Damit wären wir dann auch einmal komplett durch mit diesem kleinen Highlight aus der Soko-Diskographie, welches eindeutig mehr Liebe und Aufmerksamkeit verdient hätte. Ich denke gar nicht mal, dass "Die Geschichte Eines Werwolfs" bei den Fans schlecht ankam, aber mit "Blutrünstiges Mädchen" wechselte A. Line den Stil der Soko wieder ein gutes Stück in Richtung Clubhits und das auch sehr erfolgreich. So einige Alben die wieder etwas tanzbarer und ironisch waren, sollten schließlich veröffentlicht werden und selbst auf den Best Ofs ist "Die Geschichte Eines Werwolfs" erschreckend unterrepräsentiert. Erst 2012, als Soko Friedhof an einem Punkt angelangt war, an dem gar nicht mehr klar war, in welche Richtung es künftig gehen sollte, hat man mit "Ghosts Of Berlin" (das genauso heißt wie der erste richtige Song auf diesem Album hier) wieder ein annähernd vergleichbares Album geschaffen, welches eine durchgängige Geschichte erzählte und mit ruhigeren Songs liebäugelte. "Die Geschichte Eines Werwolfs" hat im direkten Vergleich für mich die Nase aber deutlich vorn. Während "Ghosts Of Berlin" sicherlich deutlich professioneller wirkt, ist es mir etwas zu glattgebügelt und austauschbar. Außerdem liegt der Fokus schon stark auf Pop und schwarzem Schlager. "Die Geschichte Eines Werwolfs" hat dagegen zwar einige Ecken und Kanten, ist dafür aber auch sehr experimentell, abwechslungsreich und hat vor allem eine sehr eigene Stimmung, die so nie wieder repliziert werden konnte.

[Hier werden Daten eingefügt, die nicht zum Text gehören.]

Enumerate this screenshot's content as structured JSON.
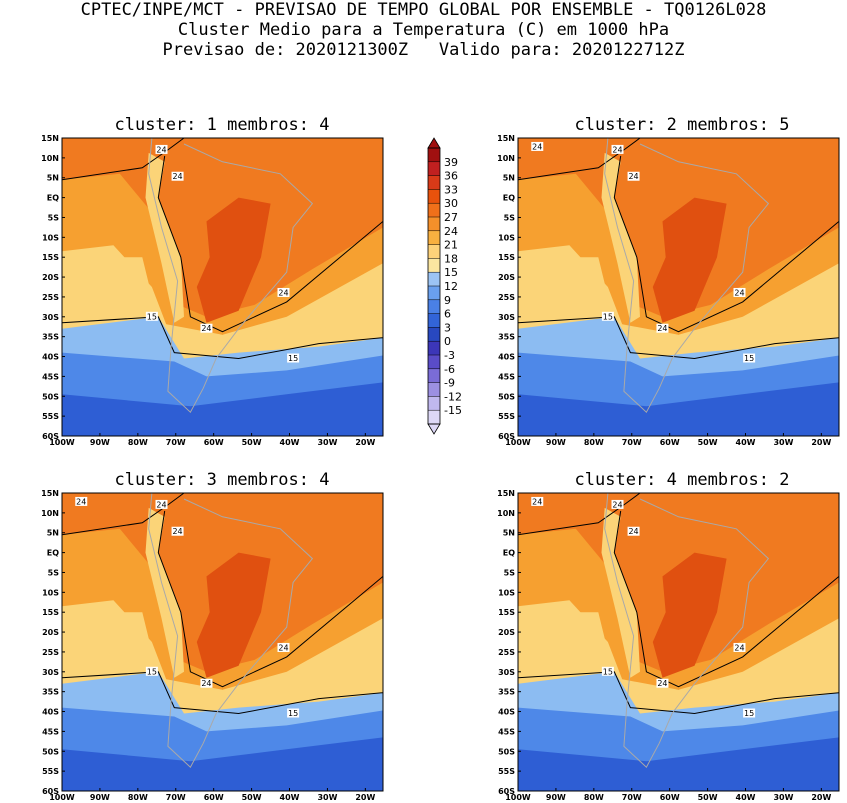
{
  "header": {
    "line1": "CPTEC/INPE/MCT - PREVISAO DE TEMPO GLOBAL POR ENSEMBLE - TQ0126L028",
    "line2": "Cluster Medio para a Temperatura (C) em 1000 hPa",
    "line3": "Previsao de: 2020121300Z   Valido para: 2020122712Z"
  },
  "panels": [
    {
      "title": "cluster: 1  membros: 4",
      "labels": {
        "top": [
          "24",
          "24"
        ],
        "mid": "24",
        "south": [
          "24",
          "15",
          "15"
        ]
      }
    },
    {
      "title": "cluster: 2  membros: 5",
      "labels": {
        "top": [
          "24",
          "24",
          "24"
        ],
        "mid": "24",
        "south": [
          "24",
          "15",
          "15"
        ]
      }
    },
    {
      "title": "cluster: 3  membros: 4",
      "labels": {
        "top": [
          "24",
          "24",
          "24"
        ],
        "mid": "24",
        "south": [
          "24",
          "15",
          "15"
        ]
      }
    },
    {
      "title": "cluster: 4  membros: 2",
      "labels": {
        "top": [
          "24",
          "24",
          "24"
        ],
        "mid": "24",
        "south": [
          "24",
          "15",
          "15"
        ]
      }
    }
  ],
  "axes": {
    "lat_ticks": [
      "15N",
      "10N",
      "5N",
      "EQ",
      "5S",
      "10S",
      "15S",
      "20S",
      "25S",
      "30S",
      "35S",
      "40S",
      "45S",
      "50S",
      "55S",
      "60S"
    ],
    "lon_ticks": [
      "100W",
      "90W",
      "80W",
      "70W",
      "60W",
      "50W",
      "40W",
      "30W",
      "20W"
    ]
  },
  "colorbar": {
    "levels": [
      "39",
      "36",
      "33",
      "30",
      "27",
      "24",
      "21",
      "18",
      "15",
      "12",
      "9",
      "6",
      "3",
      "0",
      "-3",
      "-6",
      "-9",
      "-12",
      "-15"
    ],
    "colors": [
      "#a01010",
      "#c02020",
      "#d83a18",
      "#e8520c",
      "#f0701a",
      "#f5902a",
      "#f8b040",
      "#fdd27a",
      "#fbe6a0",
      "#9cc4f4",
      "#6aa0ee",
      "#4a80e6",
      "#3264d8",
      "#2848c0",
      "#3c36b8",
      "#5a4cc8",
      "#7a6cd6",
      "#9c90e2",
      "#c0b8ee",
      "#ddd8f6"
    ]
  },
  "colors": {
    "warm_hot": "#e05010",
    "warm": "#f07a20",
    "mild": "#f6a030",
    "cool": "#fbd478",
    "cold1": "#8cbcf2",
    "cold2": "#4e88e8",
    "cold3": "#2e5ed4",
    "contour": "#000000",
    "coast": "#a9a9a9"
  }
}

Das Album ist sicher nicht perfekt. Bei 18 Songs ist zwangsläufig der eine oder andere dabei, der mich nicht umhaut. Teilweise sind mir auch die Übergänge zwischen den Songs zu hart und unpassend. Auf der anderen Seite muss ich aber echt sagen, dass der Anteil wirklich guter Songs hier sehr hoch ist und sich ein paar absolute Highlights des gesamten Schaffens von Soko Friedhof darunter befinden. Auch als Gesamtwerk kann ich es mir super anhören. Vielleicht nicht der beste Einstieg für Leute, die die Soko zum ersten Mal hören wollen, aber für mich eines der besten Soko Friedhof Alben.